Ho appena finito di leggere i resoconti sull’assemblea Pd. Ma è anche quanto faccio da mesi su vari quotidiani e tv. All’inizio, dopo la bocciatura del referendum, speravo si chiarissero tanti punti, ma che tutto avvenisse all’interno degli organi di partito. E’, invece, iniziata una deriva indecente di attacchi concentrici al premier. Che di errori ne ha fatti e lo sa bene, ma che ha pure fatto intravvedere come una seria determinazione, gestita con equilibrio, avrebbe potuto finalmente farci andare verso quella meta riformista che dovrebbe essere nel dna del Partito Democratico.

Politici, che in passato ho pure apprezzato, mi si sono rivelati rancorosi, cattivi e con una metaforica bava alla bocca nei riguardi di Renzi. Questi signori nel recente passato hanno votato tutti i passaggi delle riforme proposte, alcuni passati con voto di fiducia. Ma se il loro dissenso fosse stato così forte e puro, nemmeno la fiducia con le sue conseguenze, in caso di bocciatura, avrebbe dovuto impedire loro di votare come da coscienza. Mi si conceda una licenza un po’ volgare: buttare in vacca un lavoro di anni e anni per avere un partito che unisse varie provenienze, e che lasciasse in un cofanetto ricordo tutte le radici ideologiche per un obiettivo comune di riformismo democratico, è una cosa che non accetterò mai. E per una questione di antipatia personale, poi. Apprezzo il dissenso propositivo di certuni che merita rispetto, ma deploro nel modo più intransigente tutti quelli che in nome della salvezza del Pd, sparano ad alzo zero senza la pur minima preoccupazione di quanto potrà accadere al mio Partito Democratico.

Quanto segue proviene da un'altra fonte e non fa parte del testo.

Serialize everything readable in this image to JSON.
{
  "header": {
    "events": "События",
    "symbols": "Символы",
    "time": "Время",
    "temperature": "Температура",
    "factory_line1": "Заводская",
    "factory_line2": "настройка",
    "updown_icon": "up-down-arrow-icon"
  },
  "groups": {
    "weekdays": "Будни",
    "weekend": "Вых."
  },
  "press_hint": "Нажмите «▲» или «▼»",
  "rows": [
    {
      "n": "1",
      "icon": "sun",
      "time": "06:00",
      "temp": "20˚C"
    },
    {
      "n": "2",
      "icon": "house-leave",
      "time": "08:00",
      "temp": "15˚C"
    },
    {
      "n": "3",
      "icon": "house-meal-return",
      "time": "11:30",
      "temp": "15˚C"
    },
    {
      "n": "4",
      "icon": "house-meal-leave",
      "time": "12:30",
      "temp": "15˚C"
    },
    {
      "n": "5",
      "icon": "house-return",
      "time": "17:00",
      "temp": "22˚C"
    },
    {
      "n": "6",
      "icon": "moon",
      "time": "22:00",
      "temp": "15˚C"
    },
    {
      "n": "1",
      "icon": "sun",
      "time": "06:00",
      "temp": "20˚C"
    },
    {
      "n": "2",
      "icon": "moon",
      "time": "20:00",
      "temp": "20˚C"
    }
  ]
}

Nessuna lacrima su una spalla compiacente, ma avere lavorato per anni con uno splendido gruppo di persone nei “Cittadini per l’Ulivo” e poi nell’associazione per il Partito Democratico (un po’ meno disinteressato) quando Margherita e Ds ci guardavano quasi con compatimento per la nostra incrollabile fiducia in un partito, veramente nuovo, e vedere ora un gruppo di “duri e puri” che ci porta verso il precipizio senza alcuna seria ragione politica se non l’odio verso Renzi, fa davvero male al cuore. Ora, alla sinistra del Pd, si formano addirittura più gruppi tra i quali, l’unico che abbia a mio avviso un senso, è quello di Pisapia. Ho cancellato da anni e dalla mia memoria Fausto Bertinotti. Ora mi comprerò una gomma nuova per tutte le altre cancellature che andrò a fare.